A judge in Miami recently gave the go-ahead for a class-action labor law and sex and age discrimination lawsuit against CBS Broadcasting, Inc. If a jury rules against the company, the ruling “could have a nationwide impact on CBS’s 29 owned-and-operated television stations, known as CBS Television Stations, Inc.”
What happened, though? What was the case filed in the first place? For starters, the suit was filed by former WFOR-CBS4 Miami freelance reporter, Silva Harapetian (her legal name is Harapeti). In the suit, she alleges “that WFOR routinely worked her 50 to 60 hours a week when she was a freelance reporter and producer over a seven-year period.” She wasn’t the only over-worked employee, though. According to the suit, “she and other similarly situated individuals allegedly were paid no overtime, no vacation pay, allowed no sick leave pay and received no health care benefits.”
Harapetian argues she “was instructed to list 8 hours on her timesheet each day, even if she worked many more, which she says she did routinely.” To make matters worse, during a hearing held earlier this year, Carl Larson, the WFOR comptroller, “could not dispute that he directed Harapetian to submit inaccurate timesheets, misrepresenting her actual hours.” CBS operations executive, Joel Goldberg, chimed in during the hearing and said “that the company’s stations were in step with per diem procedures that corporate executives were aware of.” Another CBS labor relations executive testified “that for the administrative convenience, per diem employees were instructed to list 8 hours on their timesheets each day.” According to the suit, “Harapetian was paid $210 a day, whether she worked eight hours or twenty.”

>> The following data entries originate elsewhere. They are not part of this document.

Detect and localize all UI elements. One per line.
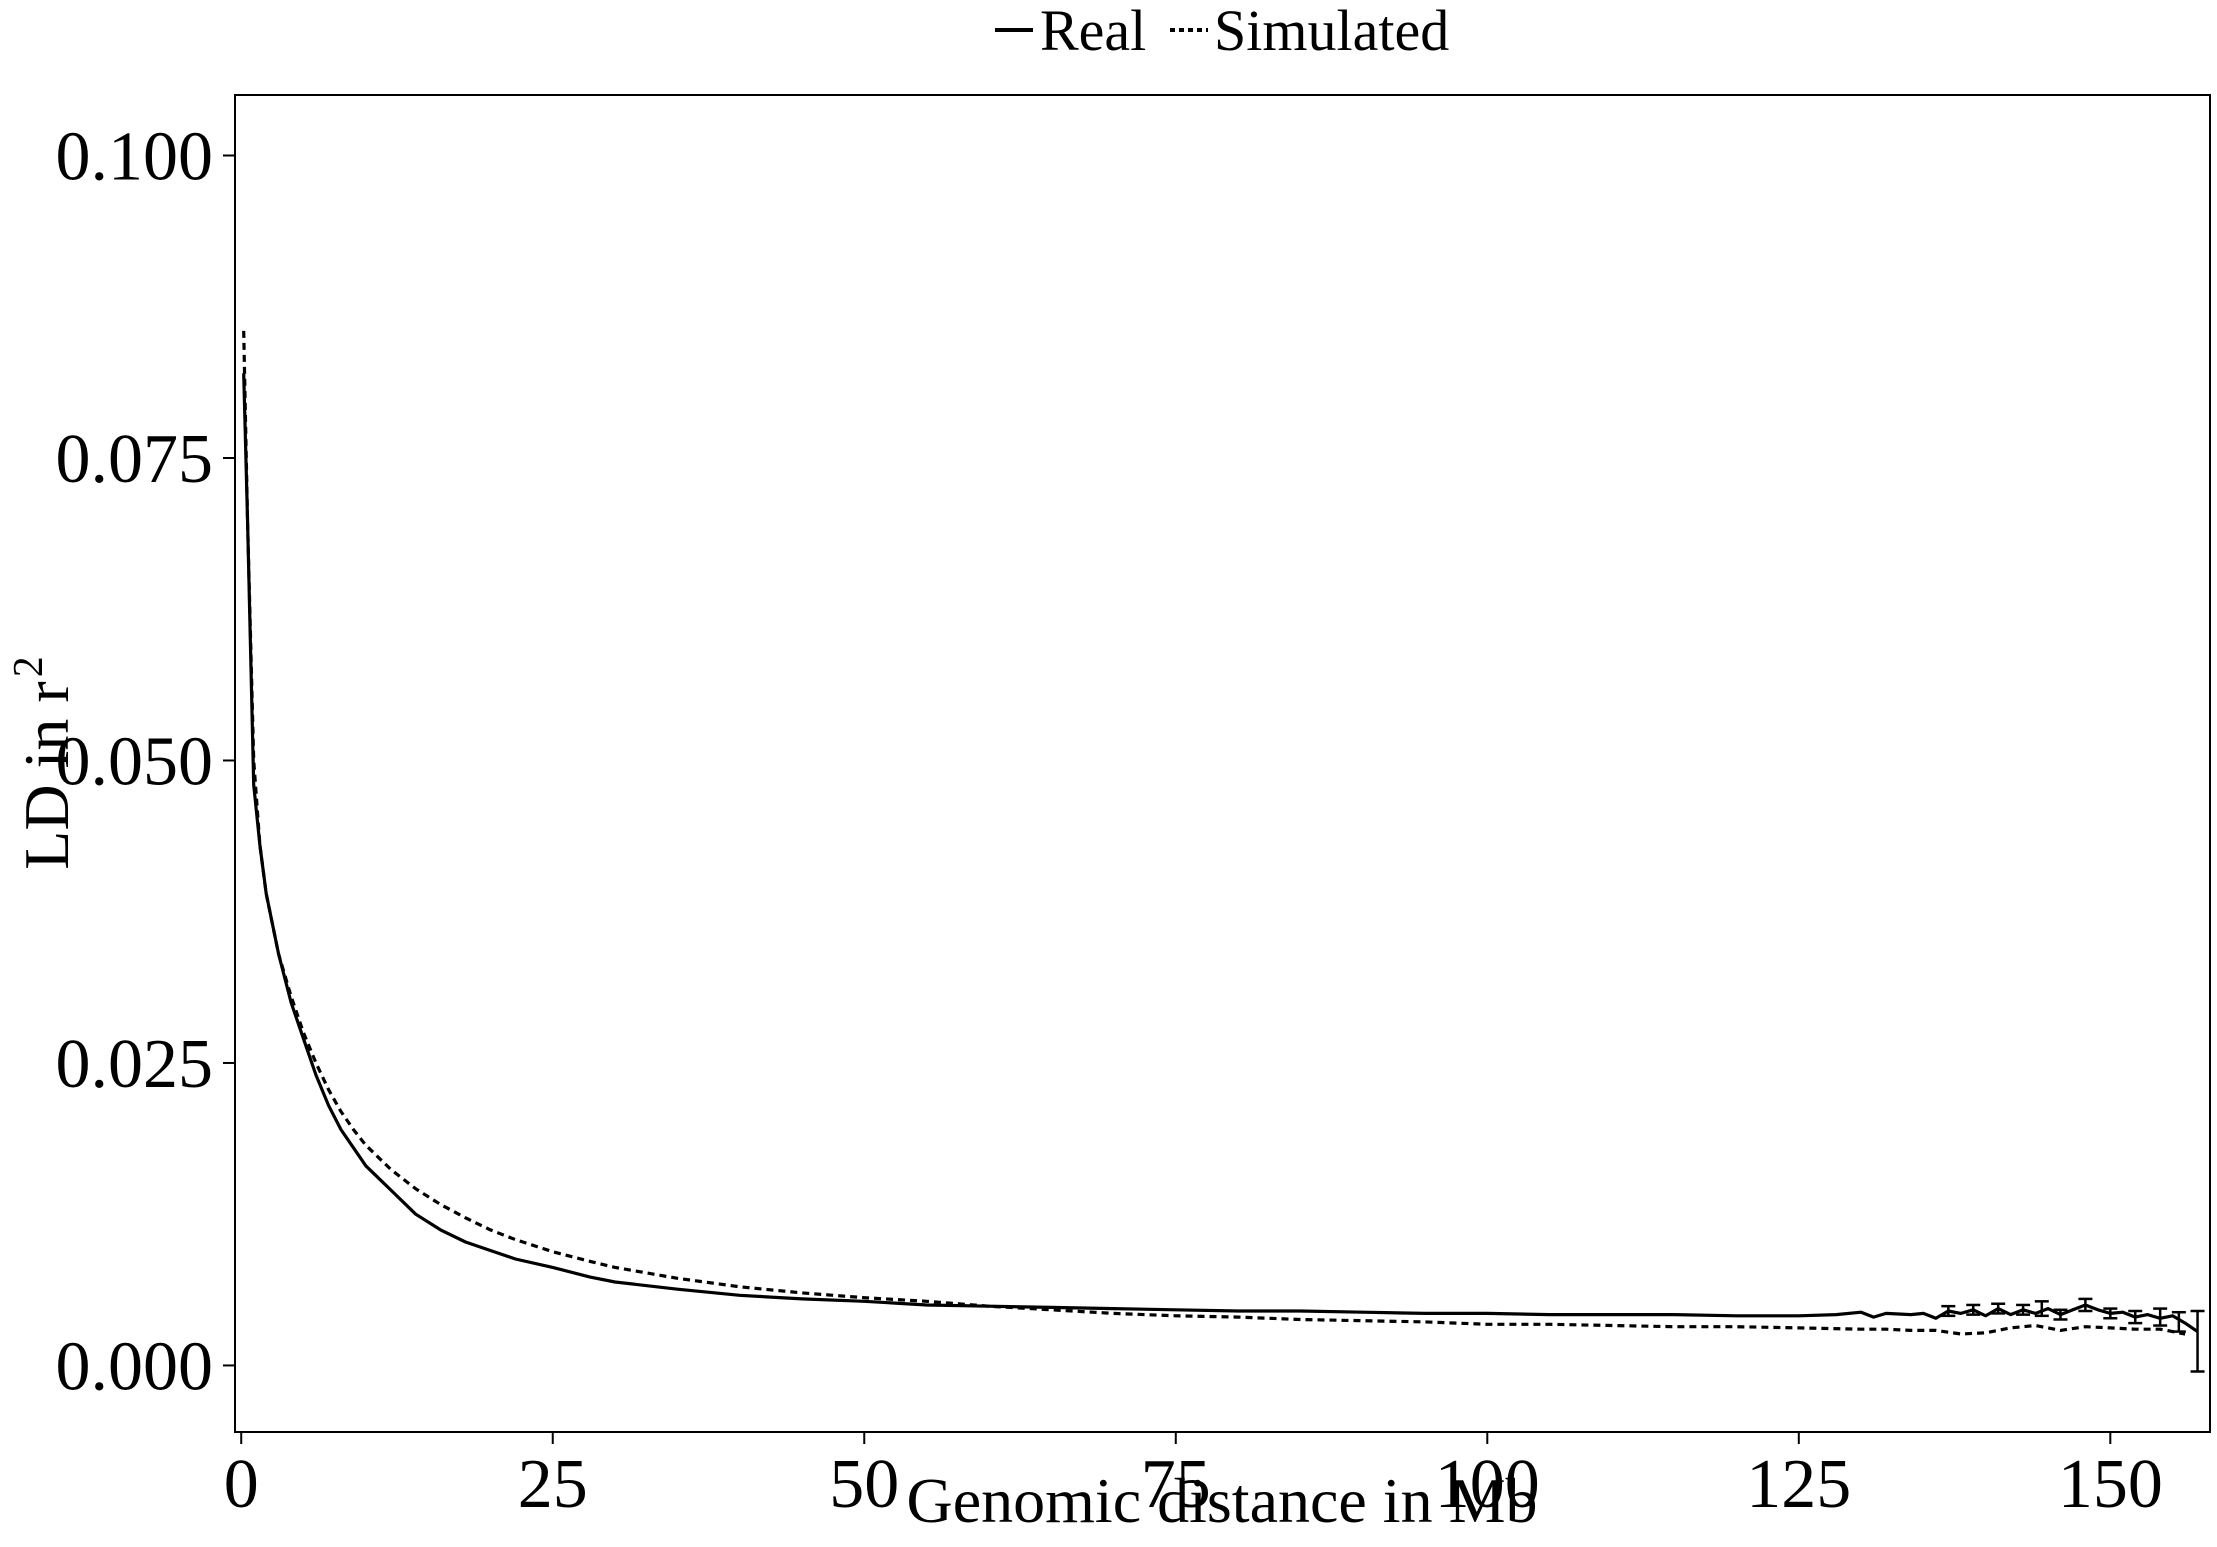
error-bar-real bbox=[2128, 1309, 2143, 1325]
x-tick-label: 0 bbox=[224, 1446, 259, 1523]
error-bar-real bbox=[2078, 1297, 2093, 1313]
y-axis-title-superscript: 2 bbox=[6, 656, 52, 677]
error-bar-real bbox=[2190, 1309, 2205, 1373]
series-line-simulated bbox=[242, 330, 2186, 1336]
x-tick-label: 25 bbox=[518, 1446, 588, 1523]
x-tick-label: 75 bbox=[1141, 1446, 1211, 1523]
legend-label-real: Real bbox=[1040, 0, 1146, 63]
y-tick-label: 0.075 bbox=[56, 421, 214, 498]
series-line-real bbox=[242, 373, 2199, 1333]
x-tick-label: 125 bbox=[1746, 1446, 1851, 1523]
error-bar-real bbox=[1966, 1303, 1981, 1316]
y-tick-label: 0.000 bbox=[56, 1328, 214, 1405]
y-axis-title: LD in r 2 bbox=[6, 656, 82, 869]
plot-panel-border bbox=[234, 94, 2211, 1433]
error-bar-real bbox=[2103, 1307, 2118, 1320]
plot-area bbox=[242, 330, 2205, 1373]
x-tick-label: 150 bbox=[2058, 1446, 2163, 1523]
y-tick-label: 0.050 bbox=[56, 723, 214, 800]
legend-label-simulated: Simulated bbox=[1214, 0, 1449, 63]
error-bar-real bbox=[2153, 1307, 2168, 1327]
error-bar-real bbox=[1941, 1304, 1956, 1318]
y-tick-label: 0.025 bbox=[56, 1026, 214, 1103]
y-tick-label: 0.100 bbox=[56, 118, 214, 195]
error-bar-real bbox=[2016, 1303, 2031, 1316]
error-bar-real bbox=[2053, 1308, 2068, 1321]
legend: Real Simulated bbox=[995, 0, 1449, 63]
x-axis: 0 25 50 75 100 125 150 bbox=[224, 1432, 2163, 1523]
error-bar-real bbox=[2034, 1300, 2049, 1318]
x-tick-label: 50 bbox=[829, 1446, 899, 1523]
error-bar-real bbox=[1991, 1302, 2006, 1315]
y-axis-title-base: LD in r bbox=[11, 681, 82, 869]
x-tick-label: 100 bbox=[1435, 1446, 1540, 1523]
x-axis-title: Genomic distance in Mb bbox=[907, 1465, 1538, 1536]
y-axis: 0.000 0.025 0.050 0.075 0.100 bbox=[56, 118, 235, 1405]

Additionally, the suit notes that Harapetian “was repeatedly promised a full-time job with benefits when one became available.” However, as openings became available, she was never offered on and she remained per diem. Eventually, she confronted News Director Liz Roldan, who told her a “job was not available to her.” To make matters worse, she was allegedly “denied even a modest request for an increase in her per diem pay rate.” Over time, she was “forced to turn in her leased car and had to buy a motor scooter to ride to and from the television station,” according to the suit. As if that wasn’t bad enough, Roldan ordered Harapetian to “give up her sideline work in multi-media education.” He allegedly said, “Commit to work at CBS, and figure out where your priorities are.”

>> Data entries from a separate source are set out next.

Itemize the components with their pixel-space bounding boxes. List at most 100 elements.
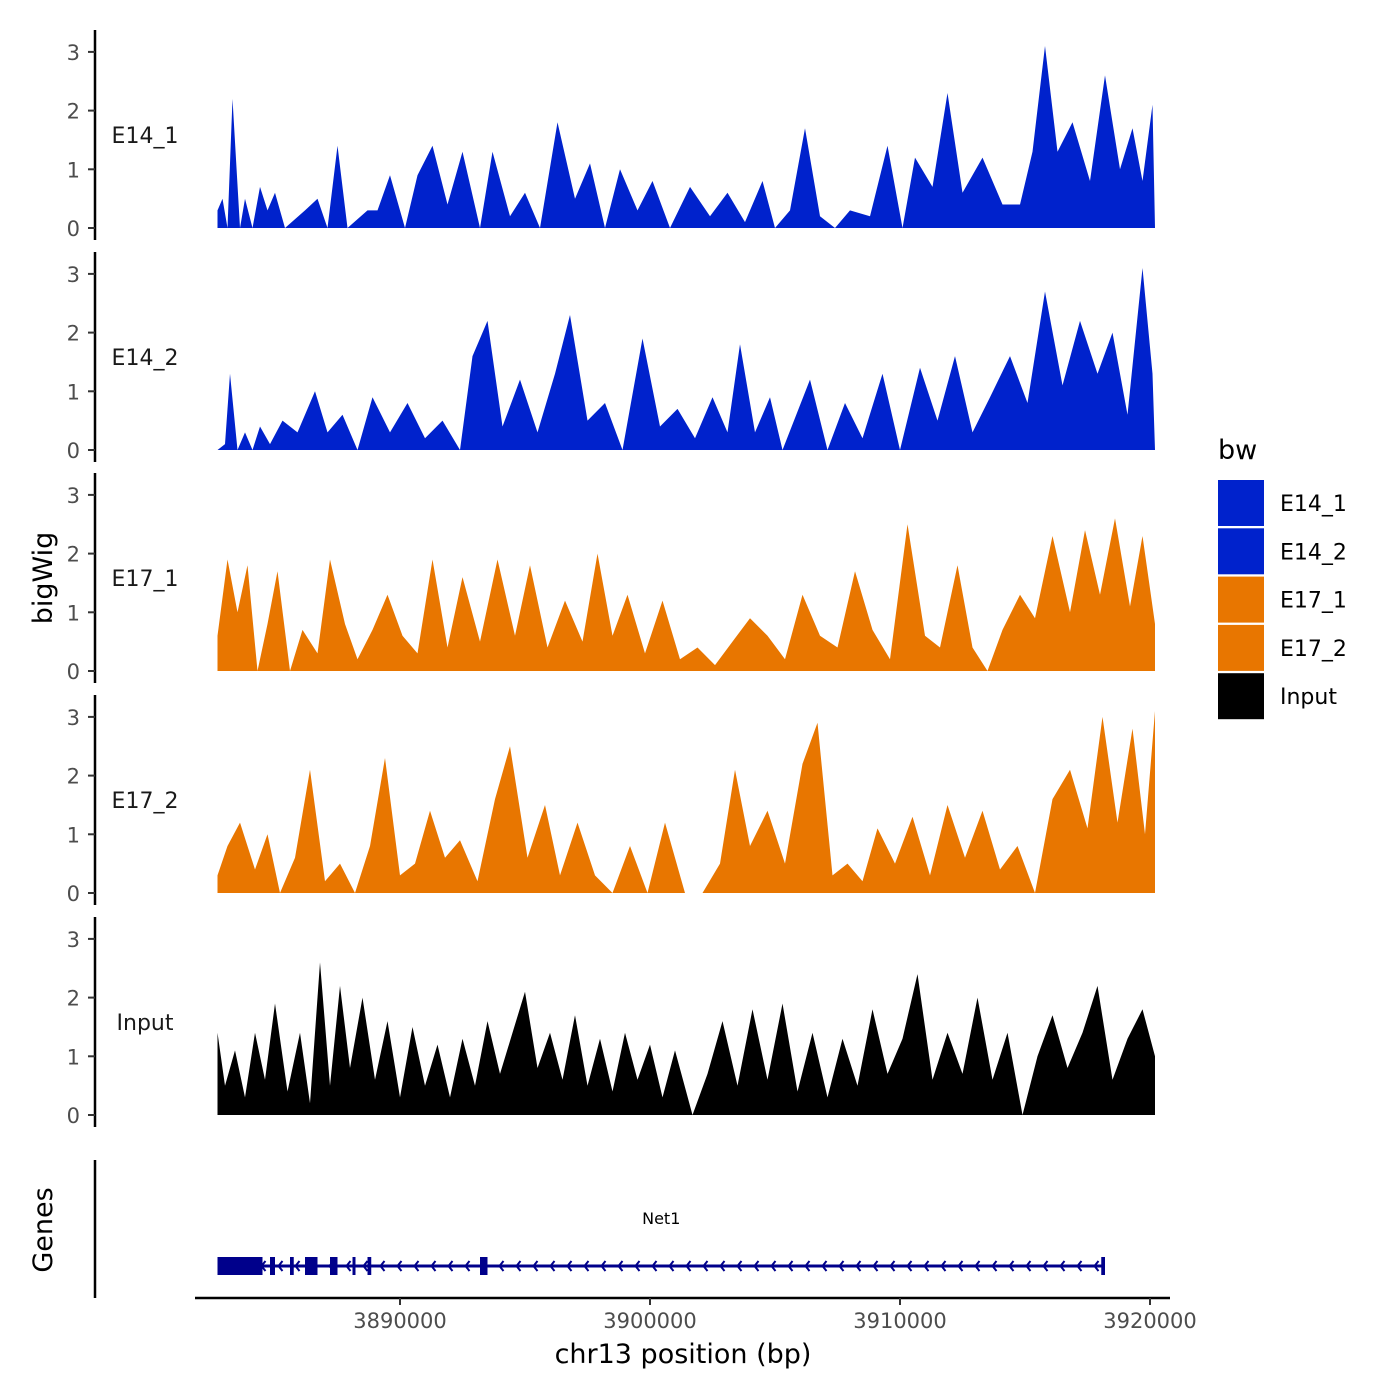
y-tick-label: 1 <box>67 158 80 182</box>
strand-chevron <box>872 1260 879 1272</box>
track-e14_1: 0 1 2 3 E14_1 <box>67 30 1155 241</box>
signal-area-e17_1 <box>217 518 1155 671</box>
legend-swatch <box>1218 528 1264 575</box>
strand-chevron <box>668 1260 675 1272</box>
y-tick-label: 3 <box>67 41 80 65</box>
gene-exon <box>1101 1257 1105 1275</box>
y-tick-label: 3 <box>67 263 80 287</box>
strand-chevron <box>345 1260 352 1272</box>
gene-exon <box>290 1257 294 1275</box>
strand-chevron <box>855 1260 862 1272</box>
legend-label: E14_2 <box>1280 540 1347 565</box>
legend: bw E14_1 E14_2 E17_1 E17_2 Input <box>1218 435 1347 720</box>
track-input: 0 1 2 3 Input <box>67 917 1155 1128</box>
strand-chevron <box>566 1260 573 1272</box>
strand-chevron <box>515 1260 522 1272</box>
strand-chevron <box>396 1260 403 1272</box>
strand-chevron <box>277 1260 284 1272</box>
legend-swatch <box>1218 576 1264 623</box>
x-tick-label: 3890000 <box>353 1309 447 1333</box>
strand-chevron <box>957 1260 964 1272</box>
strand-chevron <box>464 1260 471 1272</box>
gene-name-label: Net1 <box>642 1209 680 1228</box>
strand-chevron <box>617 1260 624 1272</box>
legend-swatch <box>1218 480 1264 526</box>
y-axis-title: bigWig <box>28 532 59 625</box>
y-tick-label: 2 <box>67 987 80 1011</box>
strand-chevron <box>1059 1260 1066 1272</box>
signal-area-e17_2 <box>217 711 1155 893</box>
strand-chevron <box>1093 1260 1100 1272</box>
strand-chevron <box>1025 1260 1032 1272</box>
x-tick-label: 3910000 <box>853 1309 947 1333</box>
legend-label: Input <box>1280 685 1337 710</box>
gene-exon <box>352 1257 356 1275</box>
gene-exon <box>480 1257 488 1275</box>
legend-label: E17_1 <box>1280 589 1347 614</box>
strand-chevron <box>379 1260 386 1272</box>
y-tick-label: 3 <box>67 706 80 730</box>
y-tick-label: 2 <box>67 765 80 789</box>
y-tick-label: 1 <box>67 601 80 625</box>
x-axis-title: chr13 position (bp) <box>555 1339 812 1370</box>
strand-chevron <box>736 1260 743 1272</box>
strand-chevron <box>430 1260 437 1272</box>
y-tick-label: 0 <box>67 439 80 463</box>
y-tick-label: 2 <box>67 322 80 346</box>
strand-chevron <box>362 1260 369 1272</box>
y-tick-label: 0 <box>67 882 80 906</box>
gene-exon <box>305 1257 318 1275</box>
strand-chevron <box>753 1260 760 1272</box>
track-label: E17_1 <box>112 567 179 592</box>
strand-chevron <box>583 1260 590 1272</box>
strand-chevron <box>685 1260 692 1272</box>
y-tick-label: 1 <box>67 380 80 404</box>
y-tick-label: 1 <box>67 823 80 847</box>
legend-label: E17_2 <box>1280 637 1347 662</box>
legend-swatch <box>1218 673 1264 720</box>
strand-chevron <box>770 1260 777 1272</box>
strand-chevron <box>719 1260 726 1272</box>
strand-chevron <box>991 1260 998 1272</box>
strand-chevron <box>549 1260 556 1272</box>
legend-item-e17_1: E17_1 <box>1218 576 1347 623</box>
strand-chevron <box>498 1260 505 1272</box>
strand-chevron <box>600 1260 607 1272</box>
strand-chevron <box>923 1260 930 1272</box>
strand-chevron <box>532 1260 539 1272</box>
strand-chevron <box>940 1260 947 1272</box>
y-tick-label: 3 <box>67 484 80 508</box>
gene-exon <box>217 1257 263 1275</box>
y-tick-label: 1 <box>67 1045 80 1069</box>
strand-chevron <box>838 1260 845 1272</box>
x-tick-label: 3920000 <box>1103 1309 1197 1333</box>
y-tick-label: 0 <box>67 217 80 241</box>
strand-chevron <box>889 1260 896 1272</box>
strand-chevron <box>634 1260 641 1272</box>
y-tick-label: 0 <box>67 1104 80 1128</box>
track-e14_2: 0 1 2 3 E14_2 <box>67 252 1155 463</box>
legend-item-input: Input <box>1218 673 1337 720</box>
strand-chevron <box>1042 1260 1049 1272</box>
gene-exon <box>330 1257 338 1275</box>
strand-chevron <box>413 1260 420 1272</box>
y-tick-label: 2 <box>67 100 80 124</box>
legend-label: E14_1 <box>1280 492 1347 517</box>
strand-chevron <box>787 1260 794 1272</box>
track-e17_2: 0 1 2 3 E17_2 <box>67 695 1155 906</box>
x-axis: 3890000 3900000 3910000 3920000 <box>195 1296 1197 1333</box>
genes-panel: Genes Net1 <box>28 1160 1105 1298</box>
strand-chevron <box>702 1260 709 1272</box>
strand-chevron <box>1008 1260 1015 1272</box>
strand-chevron <box>821 1260 828 1272</box>
y-tick-label: 2 <box>67 543 80 567</box>
track-e17_1: 0 1 2 3 E17_1 <box>67 473 1155 684</box>
y-tick-label: 3 <box>67 928 80 952</box>
legend-item-e14_1: E14_1 <box>1218 480 1347 526</box>
legend-item-e14_2: E14_2 <box>1218 528 1347 575</box>
signal-area-input <box>217 962 1155 1115</box>
track-label: E14_1 <box>112 124 179 149</box>
signal-tracks: 0 1 2 3 E14_1 0 1 2 3 E14_2 0 1 2 3 E17_1 0 1 2 3 E17_2 0 1 2 3… <box>67 30 1155 1128</box>
strand-chevron <box>294 1260 301 1272</box>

On top of all of that, Harapetian alleges “she was paid less than male and younger female reporters,” which is why she filed the age and sex discrimination complaint.
So far CBS has called the lawsuit baseless and claims Harapetian’s complaint wasn’t filed in a timely basis and that she “failed to provide evidence supporting her allegations.”
It’s worth noting that the suit itself is unprecedented because Magistrate Judge Lauren Lewis’s ruling “permits employees and former employees of CBS’s 29 company-owned stations to join in.”
This isn’t the first time CBS has been sued for alleged gender discrimination. Back in 2019, an associate producer for ‘60 minutes’ sued the station.